Brussels airport bombers targeted US, Jews – probe
BRUSSELS — The Islamic State suicide bombers who attacked Brussels airport last year targeted passengers travelling to the United States and also Jewish people, several sources told AFP.
The Belgian-led investigation believes a check-in counter for an American carrier was one of the targets in the March 22, 2016 attacks, the sources said on condition of anonymity.
They also suspect that travellers to Israel may have been in the crosshairs, and that airport security camera footage shows one bomber apparently pursuing Hasidic Jews seconds before one of the blasts.

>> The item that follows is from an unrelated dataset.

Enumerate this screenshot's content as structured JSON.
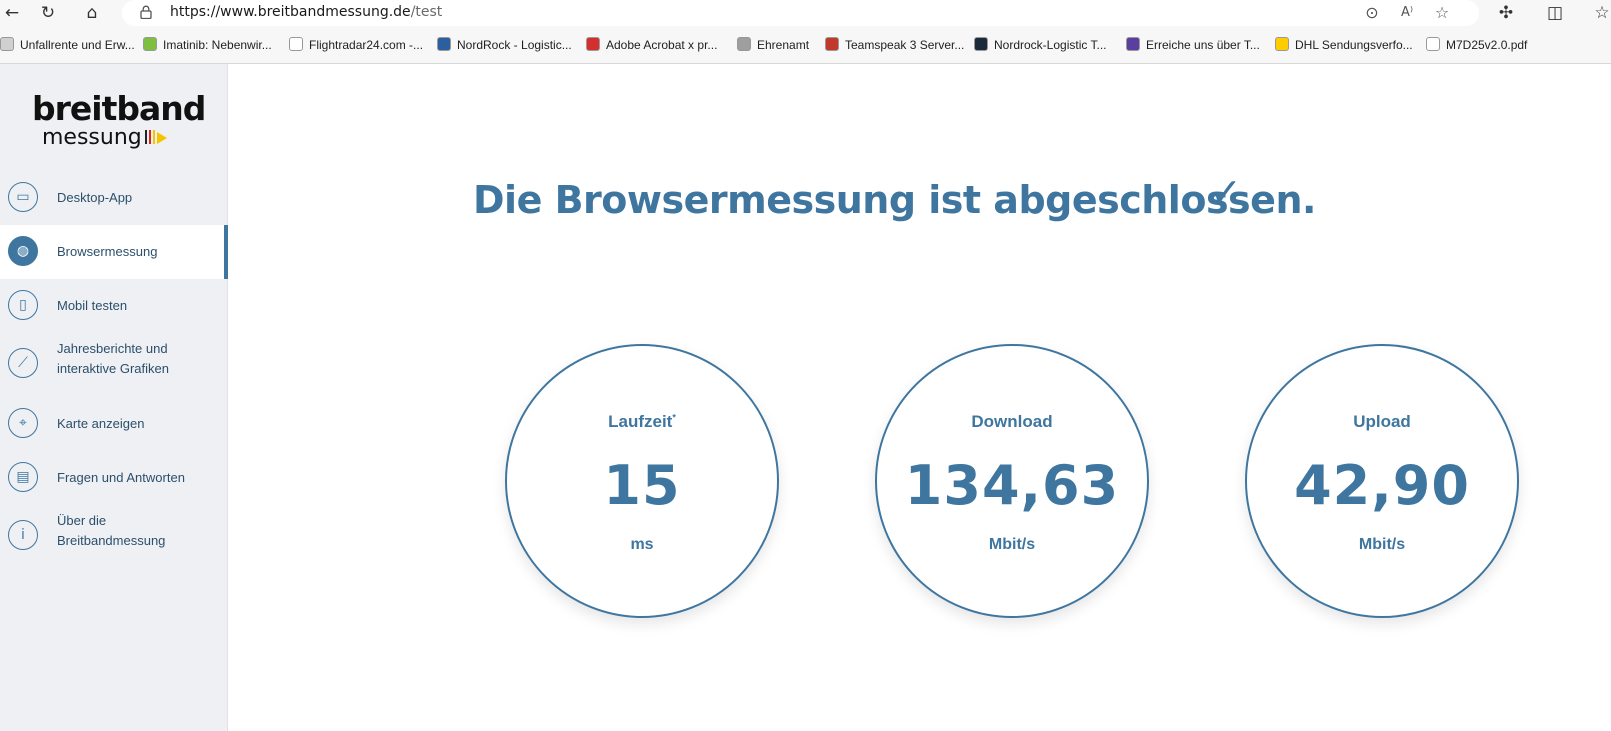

Islamic State (IS) bombers Najim Laachraoui and Ibrahim El Bakraoui killed 16 people at Zaventem airport. Around an hour later Bakraoui's brother Khalid attacked a metro station near EU headquarters, killing another 16.
One source close to the investigation told AFP, which contacted investigators in several countries, that one of the airport bombers "attacked the Delta Airlines check-in".
"We know they wanted to target Americans," said the source, who asked not to be named. "It's clear they had quite specific targets."
Asked if these targets included the checkin counter for a flight to Israel, he replied: "We know they were obsessed with the Israelis too."
The possibility that they targeted Russian travellers was an "option" that had to be clarified, he said.
There were casualties from at least 40 nationalities in the Brussels attacks, but investigators and sources believe the Zaventem bombers had specific targets.
"Even early on (in the investigation) there were indications that they targeted US, Russian and Israeli check-in counters," a US law enforcement source told AFP on condition of anonymity.
"That understanding has held up with later investigations, including with Abrini's alleged confession," the source said.
Mohamed Abrini is the so-called "man in the hat" who fled the airport without detonating his suitcase bomb after his accomplices set off theirs. He was captured a month later.
Four Americans were killed at the airport and several injured, while two Israelis aged 23 and 28 were treated in Jerusalem after the attacks.
Israeli media identified the pair as members of the Belz Hassid ultra-Orthodox religious sect, who had been scheduled to fly from Brussels airport to Ben Gurion.
Sources close to the investigation added that camera footage never released to the public showed that Laachraoui had been standing among some 60 high school students before deciding to pursue two Orthodox Jews.